L’Effet Aquatique

Wafer-Thin Franco-Icelandic Delights

July 26, 2016By Nick HammondWithout Category
Agathe (Florence Loiret Caille) and Samir (Samir Guesmi).

After the heroics of tiny Iceland in the Euro soccer tournament held in France (they managed unceremoniously to boot England out of the Euros, which seemed like poetic justice after Britain voted to boot themselves out of Europe), it felt oddly appropriate to watch a Franco-Icelandic film on a searingly hot day in Paris. L’Effet Aquatique is the final film made by director Sólveig Anspach, who died last August of breast cancer at the age of 54.
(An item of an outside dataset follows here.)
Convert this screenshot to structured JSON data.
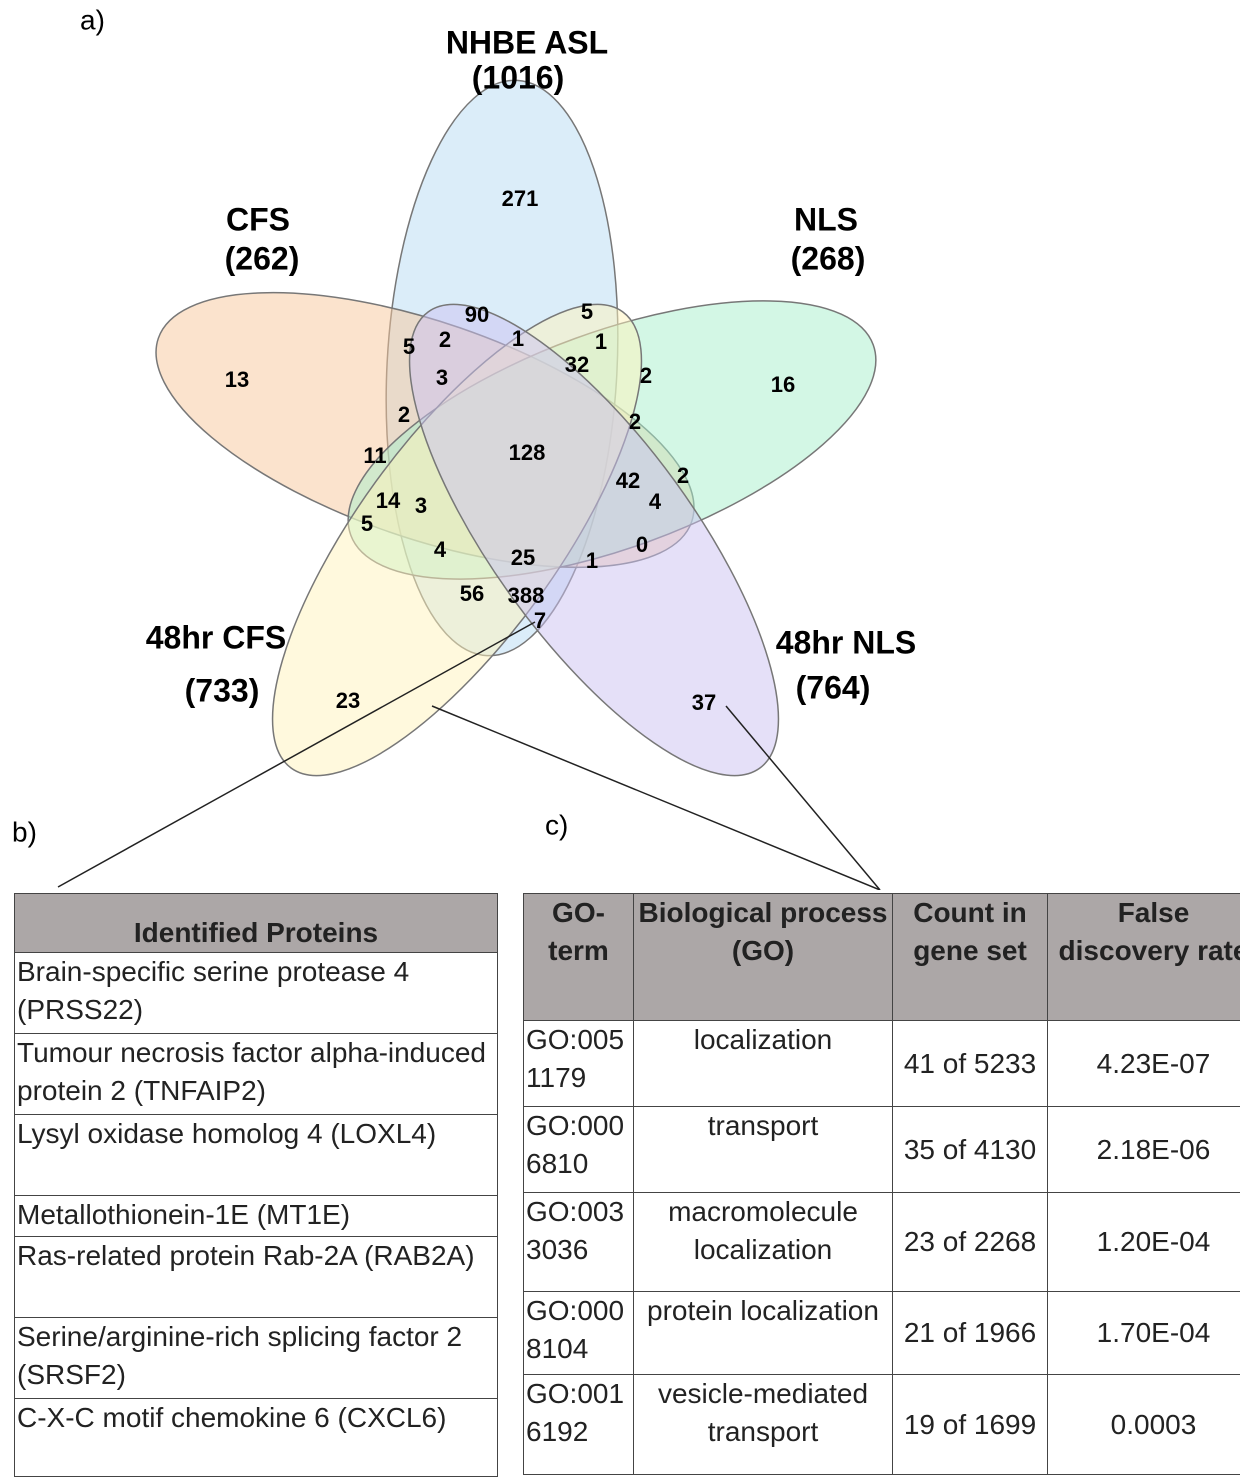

Set in both Paris and Iceland, L’Effet Aquatique follows two characters who appeared in Anspach’s previous film, Queen of Montreuil (2012): Samir (played with goofy charm by Samir Guesmi), who falls for swimming instructor Agathe (Florence Loiret Caille). By pretending he cannot swim, Samir gets to spend time in close proximity to Agathe.

Anyone who has gone swimming in French municipal pools will appreciate Anspach’s satirical depiction of the absurd bureaucracy of these institutions as Samir variously finds himself locked in a faulty changing cabin and tries to change instructors (eliciting the repeated response from municipal staff that “c’est le planning qui décide” [“it’s the schedule that decides”] which teacher he has). Inevitably, at a moment of crisis (a woman falls into the pool), Samir reveals that he is in fact a very able swimmer, thereby blowing his cover as a novice. The comedy up to this point is affectionate and absorbing.
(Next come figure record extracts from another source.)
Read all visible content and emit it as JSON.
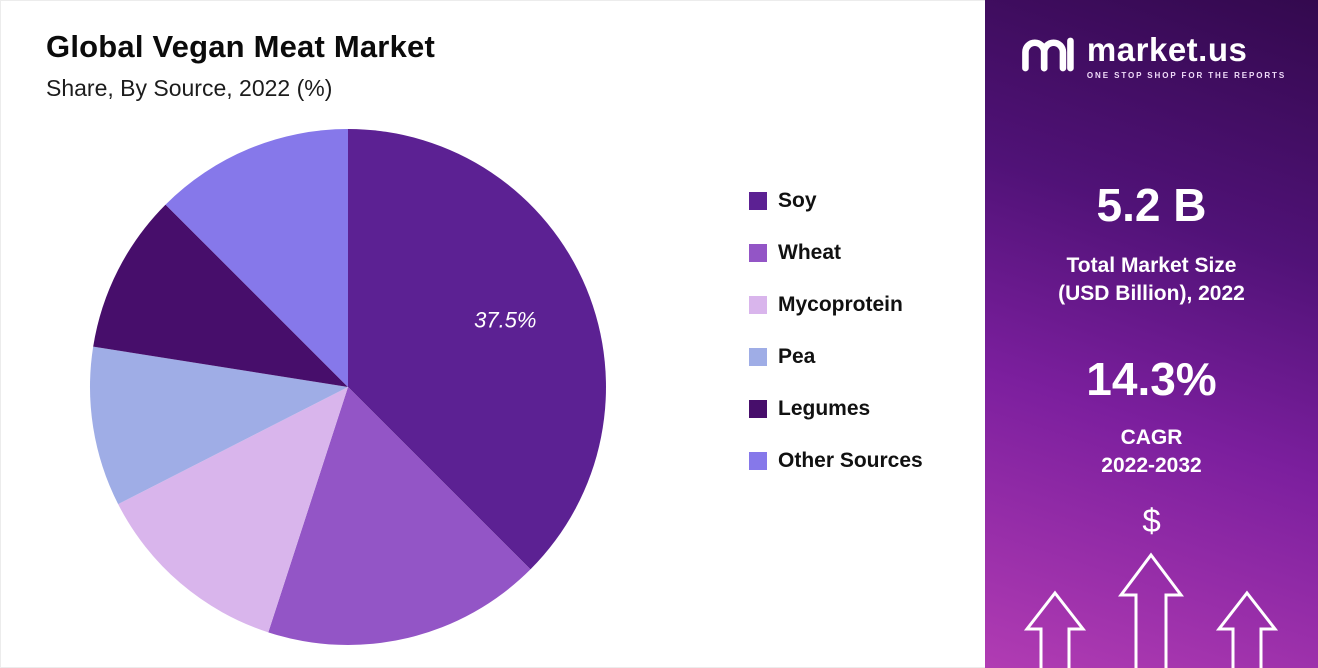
{
  "header": {
    "title": "Global Vegan Meat Market",
    "subtitle": "Share, By Source, 2022 (%)"
  },
  "chart_data": {
    "type": "pie",
    "title": "Global Vegan Meat Market",
    "subtitle": "Share, By Source, 2022 (%)",
    "unit": "%",
    "start_angle_deg": 0,
    "direction": "clockwise",
    "legend_position": "right",
    "slices": [
      {
        "label": "Soy",
        "value": 37.5,
        "color": "#5c2193",
        "data_label": "37.5%"
      },
      {
        "label": "Wheat",
        "value": 17.5,
        "color": "#9355c6"
      },
      {
        "label": "Mycoprotein",
        "value": 12.5,
        "color": "#d9b5ec"
      },
      {
        "label": "Pea",
        "value": 10,
        "color": "#9fade6"
      },
      {
        "label": "Legumes",
        "value": 10,
        "color": "#470e6b"
      },
      {
        "label": "Other Sources",
        "value": 12.5,
        "color": "#8678ea"
      }
    ]
  },
  "sidebar": {
    "brand": {
      "name": "market.us",
      "tagline": "ONE STOP SHOP FOR THE REPORTS"
    },
    "stats": [
      {
        "value": "5.2 B",
        "label": "Total Market Size\n(USD Billion), 2022"
      },
      {
        "value": "14.3%",
        "label": "CAGR\n2022-2032"
      }
    ],
    "dollar_icon": "$",
    "colors": {
      "gradient_top": "#33094e",
      "gradient_bottom": "#b13cb3",
      "text": "#ffffff"
    }
  }
}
When Samir follows Agathe to Iceland, however, where she is attending a world congress for swimming instructors, the movie loses both its focus and believability. There are some fun moments, such as when Samir poses as the Israeli delegate and makes a speech at the conference, but for all the visual splendor of the countryside (I wouldn’t be surprised if the Icelandic Tourist Board helped finance the film), Anspach’s attempt to depict the small-town nature of Icelandic life falls at the far end of the quirkiness spectrum, and the two local officials who alternate in the same job become more irritating than charming.

If wafer-thin comedy is your preferred summer enjoyment, then you could do far worse than to see L’Effet Aquatique, especially if (as I did with my movie companion) you can emerge into the steaming July evening and enjoy a meal overlooking the water on the Canal de l’Ourcq.